Se recostó perezosamente en la muralla, con los brazos cruzados sobre su pecho. Su cabello lucía unos mechones plata oscura, como el pelo de un lobo, pero eran sus ojos los que definitivamente eran más de un depredador.
—¿Qué es lo que realmente quieres, Adrik?
—Son varias cosas, lobito. Para comenzar, ¿podrías amarrarle más la correa a tu cachorro? Ha tratado de saltar a mi yugular desde que nació.
—¿Ruso? Alguna razón debe tener.
—Que nunca quise unir mi vida a la de su madre.
¿Qué? ¿Había entendido bien? ¿Dimitri Ruso en realidad era un Slavik?
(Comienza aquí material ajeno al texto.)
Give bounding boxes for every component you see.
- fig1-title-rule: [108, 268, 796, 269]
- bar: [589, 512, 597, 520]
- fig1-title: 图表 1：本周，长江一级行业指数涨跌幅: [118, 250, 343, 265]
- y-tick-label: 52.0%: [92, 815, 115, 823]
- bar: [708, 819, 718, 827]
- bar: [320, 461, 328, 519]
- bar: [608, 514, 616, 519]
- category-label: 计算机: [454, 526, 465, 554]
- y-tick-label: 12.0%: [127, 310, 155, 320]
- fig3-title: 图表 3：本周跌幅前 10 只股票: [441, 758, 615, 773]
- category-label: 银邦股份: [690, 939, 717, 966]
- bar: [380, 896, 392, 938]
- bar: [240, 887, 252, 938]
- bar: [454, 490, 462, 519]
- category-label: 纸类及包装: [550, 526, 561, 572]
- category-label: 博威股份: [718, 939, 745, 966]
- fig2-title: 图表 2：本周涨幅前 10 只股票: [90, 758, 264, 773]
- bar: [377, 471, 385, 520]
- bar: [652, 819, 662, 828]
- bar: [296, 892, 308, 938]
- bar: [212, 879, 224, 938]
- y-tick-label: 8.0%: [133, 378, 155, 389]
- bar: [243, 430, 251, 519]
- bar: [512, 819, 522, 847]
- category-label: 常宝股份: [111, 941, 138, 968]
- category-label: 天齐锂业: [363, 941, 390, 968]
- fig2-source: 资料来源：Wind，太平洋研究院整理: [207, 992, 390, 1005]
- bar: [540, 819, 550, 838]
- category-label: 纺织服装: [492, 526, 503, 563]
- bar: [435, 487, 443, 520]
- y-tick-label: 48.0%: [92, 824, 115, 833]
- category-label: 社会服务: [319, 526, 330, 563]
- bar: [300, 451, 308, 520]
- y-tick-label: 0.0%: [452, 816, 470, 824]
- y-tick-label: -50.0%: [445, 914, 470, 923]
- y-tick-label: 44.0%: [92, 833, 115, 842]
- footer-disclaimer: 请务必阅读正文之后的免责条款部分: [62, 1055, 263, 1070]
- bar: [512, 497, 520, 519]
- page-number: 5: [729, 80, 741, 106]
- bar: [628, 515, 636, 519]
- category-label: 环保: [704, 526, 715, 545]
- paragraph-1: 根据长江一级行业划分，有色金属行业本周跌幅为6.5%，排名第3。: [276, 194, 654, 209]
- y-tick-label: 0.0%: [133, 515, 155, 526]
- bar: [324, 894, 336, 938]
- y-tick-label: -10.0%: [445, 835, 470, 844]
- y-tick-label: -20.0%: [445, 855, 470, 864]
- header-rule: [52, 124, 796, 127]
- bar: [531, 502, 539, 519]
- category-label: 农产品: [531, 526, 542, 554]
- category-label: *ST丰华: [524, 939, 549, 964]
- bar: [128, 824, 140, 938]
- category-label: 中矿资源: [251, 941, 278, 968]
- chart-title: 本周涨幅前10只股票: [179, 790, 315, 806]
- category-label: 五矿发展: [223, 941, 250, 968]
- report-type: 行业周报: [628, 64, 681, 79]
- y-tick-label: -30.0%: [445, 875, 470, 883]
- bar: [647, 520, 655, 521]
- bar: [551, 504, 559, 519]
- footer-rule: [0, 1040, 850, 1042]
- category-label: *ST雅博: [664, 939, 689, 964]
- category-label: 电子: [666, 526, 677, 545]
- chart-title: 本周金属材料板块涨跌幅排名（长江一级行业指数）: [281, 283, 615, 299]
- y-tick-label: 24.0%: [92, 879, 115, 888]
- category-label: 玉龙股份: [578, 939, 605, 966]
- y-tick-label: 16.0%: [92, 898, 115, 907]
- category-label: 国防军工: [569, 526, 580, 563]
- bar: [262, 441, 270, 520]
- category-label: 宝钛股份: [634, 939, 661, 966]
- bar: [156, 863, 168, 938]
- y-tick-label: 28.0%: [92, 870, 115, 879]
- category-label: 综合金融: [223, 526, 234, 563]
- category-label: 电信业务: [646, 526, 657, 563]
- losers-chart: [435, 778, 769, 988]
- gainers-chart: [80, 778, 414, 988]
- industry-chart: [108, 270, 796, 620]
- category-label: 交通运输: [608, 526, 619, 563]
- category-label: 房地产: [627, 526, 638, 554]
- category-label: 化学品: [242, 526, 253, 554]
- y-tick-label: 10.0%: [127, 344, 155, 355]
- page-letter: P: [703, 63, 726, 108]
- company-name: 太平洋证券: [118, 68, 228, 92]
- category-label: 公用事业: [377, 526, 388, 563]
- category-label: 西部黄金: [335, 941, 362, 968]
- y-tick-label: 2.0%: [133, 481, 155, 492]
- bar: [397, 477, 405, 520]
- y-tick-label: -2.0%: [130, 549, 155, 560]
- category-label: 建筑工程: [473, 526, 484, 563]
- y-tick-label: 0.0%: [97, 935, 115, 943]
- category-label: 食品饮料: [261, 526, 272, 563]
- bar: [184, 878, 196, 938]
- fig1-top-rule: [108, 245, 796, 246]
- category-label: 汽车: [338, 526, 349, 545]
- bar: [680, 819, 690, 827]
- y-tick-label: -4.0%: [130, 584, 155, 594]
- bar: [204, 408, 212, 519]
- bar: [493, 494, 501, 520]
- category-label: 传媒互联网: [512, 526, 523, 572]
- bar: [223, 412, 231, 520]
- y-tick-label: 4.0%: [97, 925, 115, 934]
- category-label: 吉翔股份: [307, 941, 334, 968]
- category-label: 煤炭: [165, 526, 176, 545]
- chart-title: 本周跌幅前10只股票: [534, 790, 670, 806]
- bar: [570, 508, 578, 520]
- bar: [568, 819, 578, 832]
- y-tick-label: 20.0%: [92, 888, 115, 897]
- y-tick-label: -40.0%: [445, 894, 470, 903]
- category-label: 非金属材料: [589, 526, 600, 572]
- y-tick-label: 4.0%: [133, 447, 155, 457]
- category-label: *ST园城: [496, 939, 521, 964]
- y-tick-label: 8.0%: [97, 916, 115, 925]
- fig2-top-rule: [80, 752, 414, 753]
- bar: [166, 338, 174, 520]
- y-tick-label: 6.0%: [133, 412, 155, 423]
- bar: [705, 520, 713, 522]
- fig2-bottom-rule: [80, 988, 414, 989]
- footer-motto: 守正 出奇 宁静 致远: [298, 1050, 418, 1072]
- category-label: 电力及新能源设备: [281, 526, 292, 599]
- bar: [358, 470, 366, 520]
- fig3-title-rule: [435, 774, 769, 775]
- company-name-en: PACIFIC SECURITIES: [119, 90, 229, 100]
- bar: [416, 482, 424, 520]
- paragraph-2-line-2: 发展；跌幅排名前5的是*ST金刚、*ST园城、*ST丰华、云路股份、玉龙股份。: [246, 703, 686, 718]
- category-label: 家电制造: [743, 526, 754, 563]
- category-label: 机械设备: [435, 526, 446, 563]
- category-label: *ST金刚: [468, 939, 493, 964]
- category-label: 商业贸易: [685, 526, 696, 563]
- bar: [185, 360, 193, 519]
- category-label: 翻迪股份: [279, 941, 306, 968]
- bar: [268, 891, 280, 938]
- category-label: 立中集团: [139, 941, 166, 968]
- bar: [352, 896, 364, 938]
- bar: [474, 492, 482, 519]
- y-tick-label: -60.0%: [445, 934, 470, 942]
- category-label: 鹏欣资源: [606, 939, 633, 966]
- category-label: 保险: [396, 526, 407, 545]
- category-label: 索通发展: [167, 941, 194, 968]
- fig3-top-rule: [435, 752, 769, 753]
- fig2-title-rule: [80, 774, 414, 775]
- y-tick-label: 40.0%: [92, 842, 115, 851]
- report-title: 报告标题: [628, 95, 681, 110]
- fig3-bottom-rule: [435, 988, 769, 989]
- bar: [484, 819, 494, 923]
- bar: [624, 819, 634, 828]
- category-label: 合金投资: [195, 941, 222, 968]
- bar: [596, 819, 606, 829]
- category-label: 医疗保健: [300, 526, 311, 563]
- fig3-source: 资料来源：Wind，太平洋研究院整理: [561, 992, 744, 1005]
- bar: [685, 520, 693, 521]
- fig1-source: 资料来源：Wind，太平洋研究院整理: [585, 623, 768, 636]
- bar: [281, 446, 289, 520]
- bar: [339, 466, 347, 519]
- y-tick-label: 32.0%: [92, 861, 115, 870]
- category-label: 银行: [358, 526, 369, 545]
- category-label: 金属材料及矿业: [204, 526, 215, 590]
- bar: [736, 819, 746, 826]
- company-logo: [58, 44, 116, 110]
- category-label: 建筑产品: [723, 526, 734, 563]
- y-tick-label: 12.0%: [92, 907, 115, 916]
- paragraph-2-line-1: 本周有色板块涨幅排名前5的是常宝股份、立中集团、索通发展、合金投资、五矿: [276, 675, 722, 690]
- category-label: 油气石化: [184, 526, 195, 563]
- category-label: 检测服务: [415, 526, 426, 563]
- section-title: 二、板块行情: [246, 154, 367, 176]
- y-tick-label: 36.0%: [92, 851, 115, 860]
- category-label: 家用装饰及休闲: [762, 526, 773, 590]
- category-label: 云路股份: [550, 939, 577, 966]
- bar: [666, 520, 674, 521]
—Adrik, creo que te interpreté mal...
—No, lobito, lo hiciste bien... Él es mi hijo. Por ello posee poderes tan inusuales y habilidades que nadie más tiene, ni siquiera yo.
Había cierto atisbo de orgullo en la voz del lobo; se sentía orgulloso de su hijo.
—Eso debes arreglarlo tú; yo no puedo evitar que salte a tu cuello cada vez que te ve. Tú metiste las patas, tú sal del hoyo solito.
El gruñido de Adrik me hizo reír.
—No sé cómo hacerlo; nunca he querido niños... mucho es por mi propio pasado, pero con Ela, ella era... caí como un principiante, la cortejé... Pero no sabía que no solo estaba conmigo, así que cuando me dijo que el cachorro que llevaba en su vientre era mío...
—¿Solo uno?
—Sí, solo un cachorro —lo vi dudar si continuar su relato; había algo de vergüenza en su voz—. Pero no lo crié. Me mantuve cerca hasta que el cachorrito nació. Incluso tu padre se dio cuenta del parecido que teníamos: el mismo aroma, el mismo color de ojos, el mismo gruñido.
—¿Qué te detuvo de criarlo como tuyo?